Molecular Structure, DFT, Vibrational Spectra with Fluorescence Effect, Hirshfeld Surface, Docking Simulation and Antioxidant Activity of Thiazole Derivative


Khamees H. A., Mohammed Y. H. E., Swamynayaka A., Al-Ostoot F. H., SERT Y., Alghamdi S., ...Daha Fazla

CHEMISTRYSELECT, cilt.4, sa.15, ss.4544-4558, 2019 (SCI-Expanded) identifier identifier

  • Yayın Türü: Makale / Tam Makale
  • Cilt numarası: 4 Sayı: 15
  • Basım Tarihi: 2019
  • Doi Numarası: 10.1002/slct.201900646
  • Dergi Adı: CHEMISTRYSELECT
  • Derginin Tarandığı İndeksler: Science Citation Index Expanded (SCI-EXPANDED), Scopus
  • Sayfa Sayıları: ss.4544-4558
  • Anahtar Kelimeler: DFT computational modelling, Docking Simulation, Energy framework, Raman Fluorescence, Thiazole, X-RAY-DIFFRACTION, CRYSTAL-STRUCTURE, OXIDATIVE STRESS, FT-RAMAN, ANTIBACTERIAL, CHEMISTRY, DNA, IR
  • Yozgat Bozok Üniversitesi Adresli: Evet

Özet

2-(4-methylphenoxy)-N-(4-(4-bromophenyl) thiazol-2-yl) acetamide compound was obtained via a multistep synthesis sequence processes, which is characterized by H-1 NMR, C-13 NMR and its three-dimensional structure has been confirmed by single crystal X-ray diffraction method.

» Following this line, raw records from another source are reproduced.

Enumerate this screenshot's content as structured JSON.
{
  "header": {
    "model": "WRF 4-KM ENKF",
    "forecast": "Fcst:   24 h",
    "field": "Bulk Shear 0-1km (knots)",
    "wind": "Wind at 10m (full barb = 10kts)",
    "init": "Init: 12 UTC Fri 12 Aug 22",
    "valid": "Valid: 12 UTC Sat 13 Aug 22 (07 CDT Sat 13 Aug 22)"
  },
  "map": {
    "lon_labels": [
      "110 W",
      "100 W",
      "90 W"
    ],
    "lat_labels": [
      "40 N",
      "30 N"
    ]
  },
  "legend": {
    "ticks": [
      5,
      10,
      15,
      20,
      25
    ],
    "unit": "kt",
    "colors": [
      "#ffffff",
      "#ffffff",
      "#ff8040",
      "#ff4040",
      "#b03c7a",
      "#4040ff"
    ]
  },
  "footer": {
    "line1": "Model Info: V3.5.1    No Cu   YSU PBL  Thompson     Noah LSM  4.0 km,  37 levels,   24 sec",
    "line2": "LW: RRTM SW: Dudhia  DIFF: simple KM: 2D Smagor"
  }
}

The supramolecular structure of the molecule revealed the stability of crystal packing with diverse intermolecular interactions. Density functional theory calculations (DFT) at B3LYP 6-311++G(d,p) level has been used to predict the molecular geometry and were in good agreement with the experimental data. Moreover, the theoretical calculations were carried out to appraise the electronic structure, vibrational spectra, natural bond orbital analysis, molecular electrostatic potential, frontier molecular orbitals and global reactivity descriptors. Raman spectra with fluorescence effect was examined with visible and near IR excitation wavelengths. Hirshfeld surface and energy framework analysis revealed the important intermolecular contacts and interaction energies. The antioxidant activity of this synthesized compound was predicted by in silico docking study on human peroxiredoxin 5 protein. The potential antioxidant activity was investigated by 1,1-diphenyl-1-picrylhydrazyl (DPPH) free radical screening and compared with standard drug ascorbic acid.